@RolytheRhino My own mother has had no fall outs with me and still I don't have her overly involved. My point was that you can't actually know and shouldn't realistically base your expectations on something like what sex your kids are. Smacks a bit of entitlement to me- my mother was all, 'I'm the proper grandmother so I should see her more' 🙄. It's not an attitude I'd advise anyone to have as it can backfire rather spectacularly.
Except that's the opposite of what I was saying, which is that I don't expect to have a massively close relationship with my son's future children,and I will certainly never, ever seek to push my way in, treating my future DIL as an annoyance and inconvenience getting in the way of MY GRANDCHILD.
Of course my daughter may decide that she doesn't want me closely involved either. I hope not - our relationship is very strong at the moment, as is mine with my mum - but if she does decide that, that will be her choice. I wouldn't push myself in there either.
One thing my MIL has taught me is that you don't push yourself as a grandmother regardless of relationship to the baby. Because it's not your sodding baby.
@BertrandRussell What I meant was that the baby is equally blood related to both it’s grandmothers.
If you consider the statistics for a moment, you'd realise that in a significant minority of cases, that's not true. There are actually very sound biological reasons for a woman feeling more intimately linked to her daughter's child than to her son's.
@CloudPop This is insane. People referring to their future daughters in law as "random people" and the assumption that future conflict is guaranteed.

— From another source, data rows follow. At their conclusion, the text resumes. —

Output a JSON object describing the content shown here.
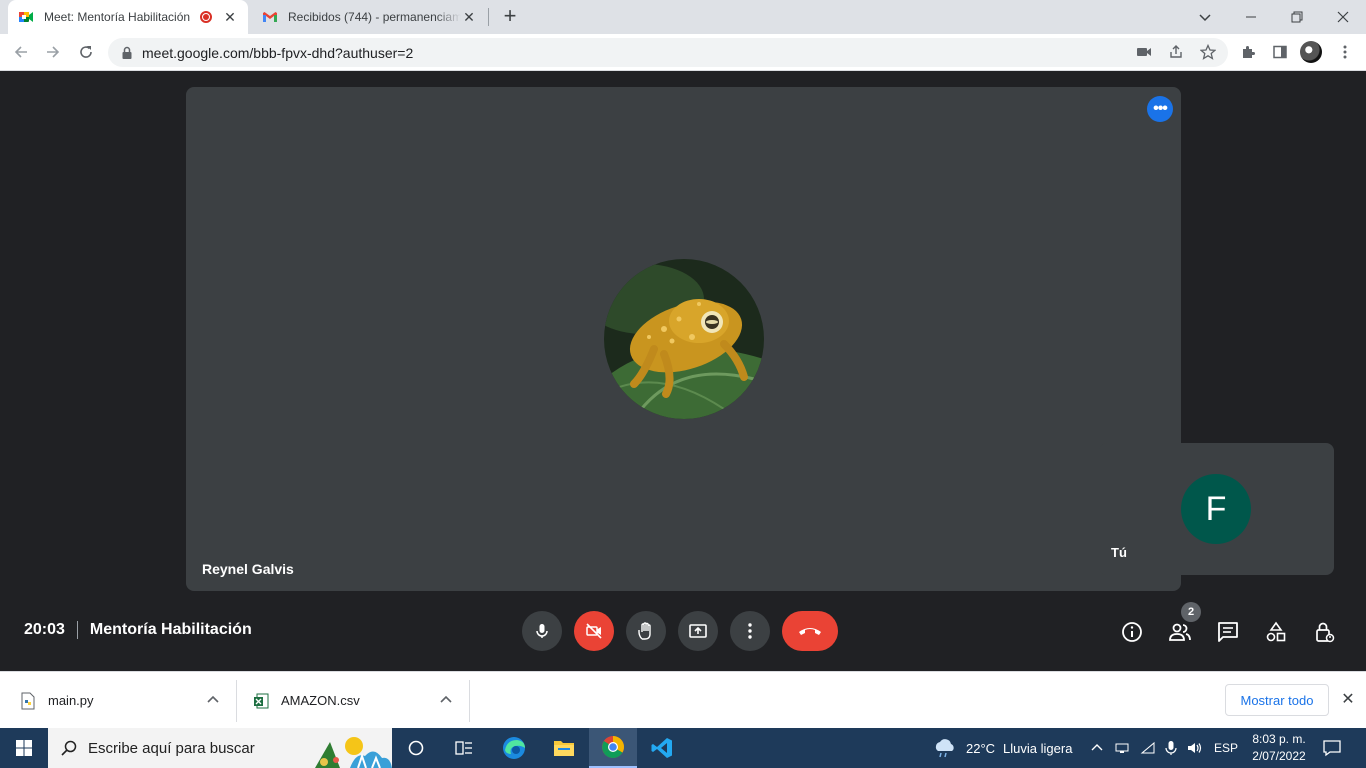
{
  "browser": {
    "tabs": [
      {
        "title": "Meet: Mentoría Habilitación",
        "recording": true,
        "active": true
      },
      {
        "title": "Recibidos (744) - permanenciamintic",
        "active": false
      }
    ],
    "new_tab_label": "+",
    "url": "meet.google.com/bbb-fpvx-dhd?authuser=2"
  },
  "meet": {
    "main_participant": {
      "name": "Reynel Galvis"
    },
    "self_participant": {
      "label": "Tú",
      "initial": "F",
      "avatar_color": "#00574b"
    },
    "time": "20:03",
    "meeting_title": "Mentoría Habilitación",
    "participants_count": "2",
    "colors": {
      "hangup": "#ea4335",
      "accent": "#1a73e8",
      "tile": "#3c4043",
      "background": "#202124"
    }
  },
  "downloads": {
    "items": [
      {
        "name": "main.py",
        "icon": "python-file-icon"
      },
      {
        "name": "AMAZON.csv",
        "icon": "excel-file-icon"
      }
    ],
    "show_all_label": "Mostrar todo"
  },
  "taskbar": {
    "search_placeholder": "Escribe aquí para buscar",
    "weather": {
      "temp": "22°C",
      "condition": "Lluvia ligera"
    },
    "language": "ESP",
    "clock": {
      "time": "8:03 p. m.",
      "date": "2/07/2022"
    }
  }
}
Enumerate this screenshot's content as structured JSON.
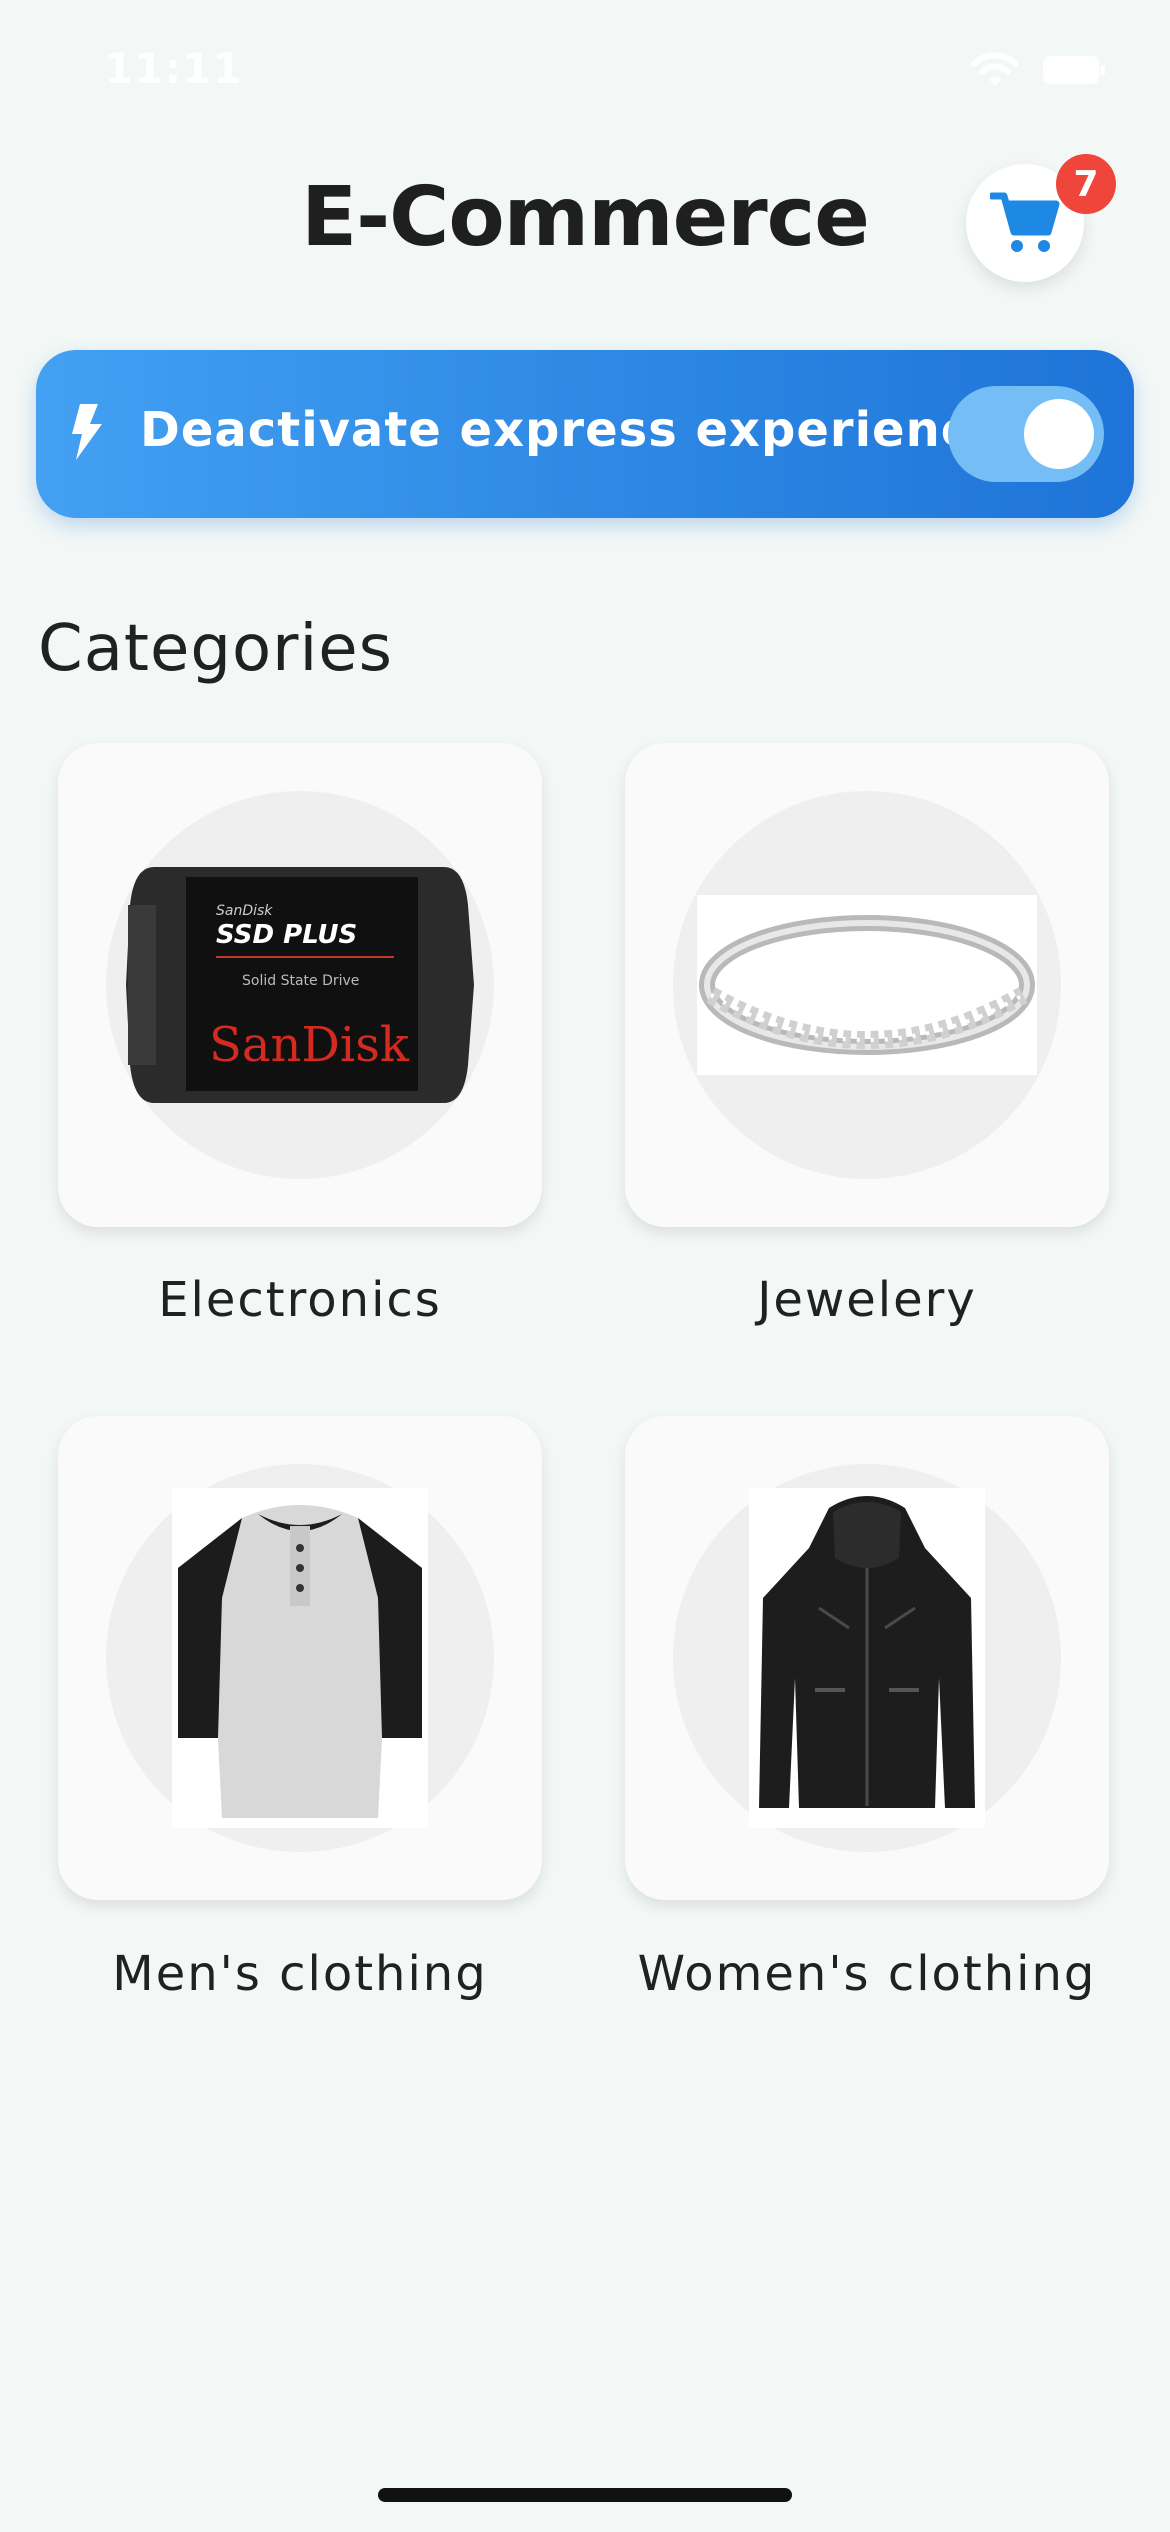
{
  "status_bar": {
    "time": "11:11"
  },
  "header": {
    "title": "E-Commerce",
    "cart_count": "7"
  },
  "express": {
    "label": "Deactivate express experience",
    "enabled": true
  },
  "categories_section": {
    "title": "Categories"
  },
  "categories": [
    {
      "label": "Electronics",
      "image": "ssd-drive"
    },
    {
      "label": "Jewelery",
      "image": "ring"
    },
    {
      "label": "Men's clothing",
      "image": "shirt"
    },
    {
      "label": "Women's clothing",
      "image": "jacket"
    }
  ],
  "colors": {
    "background": "#f3f8f6",
    "accent": "#2d87e3",
    "badge": "#f0453a",
    "cart_icon": "#1e88e5"
  }
}
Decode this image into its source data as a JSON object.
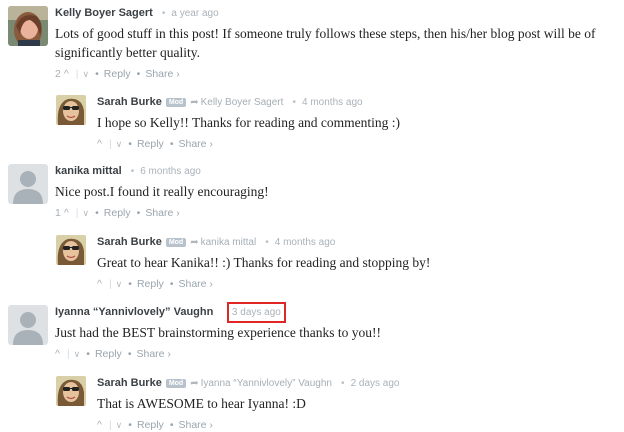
{
  "comments": [
    {
      "author": "Kelly Boyer Sagert",
      "time": "a year ago",
      "text": "Lots of good stuff in this post! If someone truly follows these steps, then his/her blog post will be of significantly better quality.",
      "votes": "2",
      "reply_label": "Reply",
      "share_label": "Share ›"
    },
    {
      "author": "Sarah Burke",
      "badge": "Mod",
      "in_reply_to": "Kelly Boyer Sagert",
      "time": "4 months ago",
      "text": "I hope so Kelly!! Thanks for reading and commenting :)",
      "reply_label": "Reply",
      "share_label": "Share ›"
    },
    {
      "author": "kanika mittal",
      "time": "6 months ago",
      "text": "Nice post.I found it really encouraging!",
      "votes": "1",
      "reply_label": "Reply",
      "share_label": "Share ›"
    },
    {
      "author": "Sarah Burke",
      "badge": "Mod",
      "in_reply_to": "kanika mittal",
      "time": "4 months ago",
      "text": "Great to hear Kanika!! :) Thanks for reading and stopping by!",
      "reply_label": "Reply",
      "share_label": "Share ›"
    },
    {
      "author": "Iyanna “Yannivlovely” Vaughn",
      "time": "3 days ago",
      "text": "Just had the BEST brainstorming experience thanks to you!!",
      "reply_label": "Reply",
      "share_label": "Share ›"
    },
    {
      "author": "Sarah Burke",
      "badge": "Mod",
      "in_reply_to": "Iyanna “Yannivlovely” Vaughn",
      "time": "2 days ago",
      "text": "That is AWESOME to hear Iyanna! :D",
      "reply_label": "Reply",
      "share_label": "Share ›"
    }
  ],
  "colors": {
    "highlight_box": "#e12626",
    "author": "#3c4145",
    "meta": "#9aa5ae"
  }
}
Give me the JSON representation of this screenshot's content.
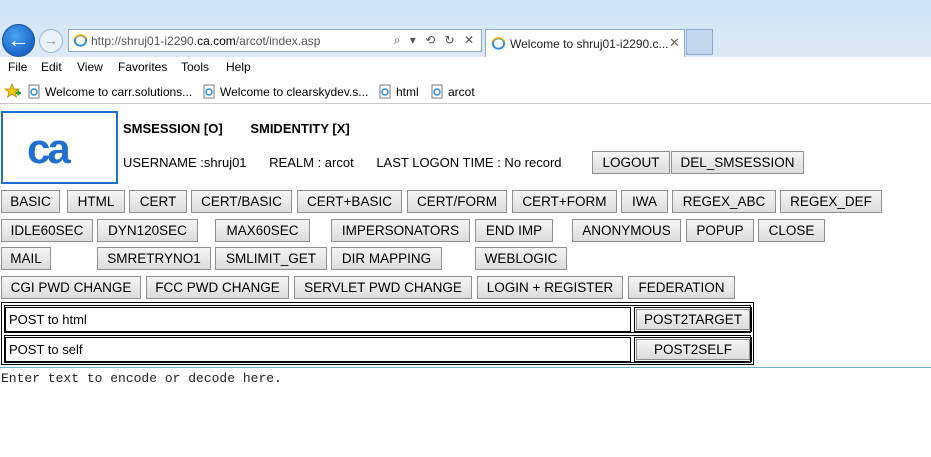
{
  "browser": {
    "address": {
      "prefix": "http://shruj01-i2290.",
      "domain": "ca.com",
      "path": "/arcot/index.asp",
      "tools": "⌕ ▾ ⟲ ↻ ✕"
    },
    "tab_title": "Welcome to shruj01-i2290.c...",
    "tab_close": "✕",
    "menu": [
      "File",
      "Edit",
      "View",
      "Favorites",
      "Tools",
      "Help"
    ],
    "favorites": [
      "Welcome to carr.solutions...",
      "Welcome to clearskydev.s...",
      "html",
      "arcot"
    ]
  },
  "header": {
    "logo_text": "ca",
    "smsession": "SMSESSION [O]",
    "smidentity": "SMIDENTITY [X]",
    "username": "USERNAME :shruj01",
    "realm": "REALM : arcot",
    "last_logon": "LAST LOGON TIME : No record",
    "logout": "LOGOUT",
    "del_smsession": "DEL_SMSESSION"
  },
  "buttons": {
    "row1": [
      "BASIC",
      "HTML",
      "CERT",
      "CERT/BASIC",
      "CERT+BASIC",
      "CERT/FORM",
      "CERT+FORM",
      "IWA",
      "REGEX_ABC",
      "REGEX_DEF"
    ],
    "row2": [
      "IDLE60SEC",
      "DYN120SEC",
      "MAX60SEC",
      "IMPERSONATORS",
      "END IMP",
      "ANONYMOUS",
      "POPUP",
      "CLOSE"
    ],
    "row3": [
      "MAIL",
      "SMRETRYNO1",
      "SMLIMIT_GET",
      "DIR MAPPING",
      "WEBLOGIC"
    ],
    "row4": [
      "CGI PWD CHANGE",
      "FCC PWD CHANGE",
      "SERVLET PWD CHANGE",
      "LOGIN + REGISTER",
      "FEDERATION"
    ]
  },
  "post_forms": {
    "html_value": "POST to html",
    "html_button": "POST2TARGET",
    "self_value": "POST to self",
    "self_button": "POST2SELF"
  },
  "encode_placeholder": "Enter text to encode or decode here.",
  "colors": {
    "accent": "#1e6fd0",
    "logo_blue": "#1e6fd0",
    "chrome": "#cfe3f5"
  }
}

What I said was that a woman/women who might at some point in the future become the mother(s) of my grandchildren are, at the moment, random people. I was pointing out that there is no real relationship there.
I don't for a moment think that future conflict is guaranteed. Part of the reason for that is that my MIL has been a brilliant lesson in how NOT to behave around your grandchildren (whether they are your son's or daughter's children).